SA-Person: Text-Based Person Retrieval with Scene-aware Re-ranking
Yingjia Xu, Jinlin Wu, Daming Gao, Zhen Chen, Yang Yang, Min Cao, Mang Ye, Zhen Lei
TL;DR
SA-Person addresses the challenge of text-based person retrieval in complex scenes by jointly leveraging target appearance and global scene context. It introduces ScenePerson-13W, a large-scale dataset with rich appearance and scene annotations, and a two-stage framework: appearance-grounded retrieval followed by a training-free scene-aware re-ranking module called SceneRanker. Across ScenePerson-13W and other benchmarks, SA-Person consistently surpasses state-of-the-art methods, demonstrating the value of integrating region-level grounding with holistic scene reasoning. The approach achieves strong retrieval performance with scalable inference by restricting expensive MLLM processing to a small candidate set, enabling practical deployment in real-world, full-scene galleries.
Abstract
Text-based person retrieval aims to identify a target individual from an image gallery using a natural language description. Existing methods primarily focus on appearance-driven cross-modal retrieval, yet face significant challenges due to the visual complexity of scenes and the inherent ambiguity of textual descriptions. The contextual information, such as landmarks and relational cues, provides complementary cues that can offer valuable complementary insights for retrieval, but remains underexploited in current approaches. Motivated by this limitation, we propose a novel paradigm: scene-aware text-based person retrieval, which explicitly integrates both individual appearance and global scene context to improve retrieval accuracy.
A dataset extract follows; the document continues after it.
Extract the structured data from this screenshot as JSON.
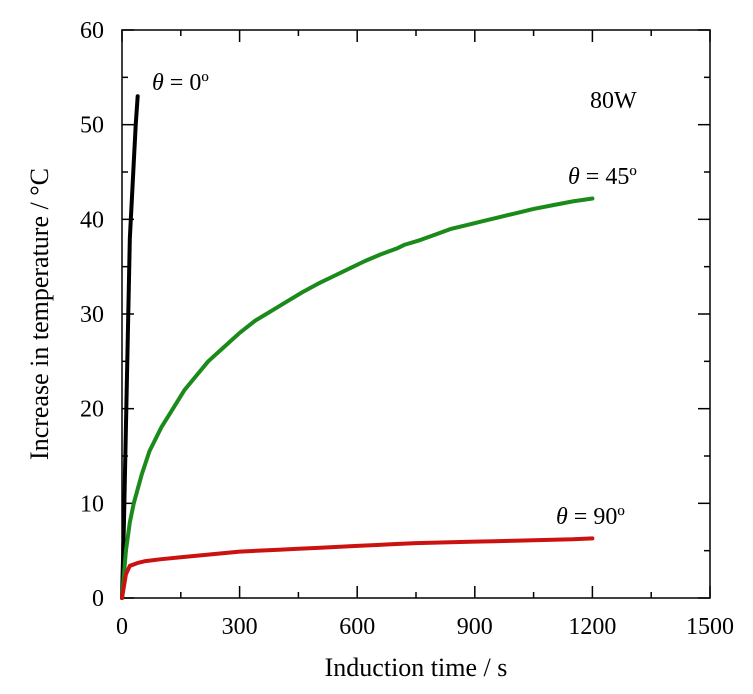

To support this, we first introduce ScenePerson-13W, a large-scale benchmark dataset comprising over 100,000 real-world scenes with rich annotations encompassing both pedestrian attributes and scene context. Based on this dataset, we further present SA-Person, a two-stage retrieval framework. In the first stage, SA-Person performs discriminative appearance grounding by aligning textual descriptions with pedestrian-specific regions. In the second stage, it introduces SceneRanker, a training-free, scene-aware re-ranking module that refines retrieval results by jointly reasoning over pedestrian appearance and the global scene context. Extensive experiments on ScenePerson-13W and existing benchmarks demonstrate the effectiveness of our proposed SA-Person. Both the dataset and code will be publicly released to facilitate future research.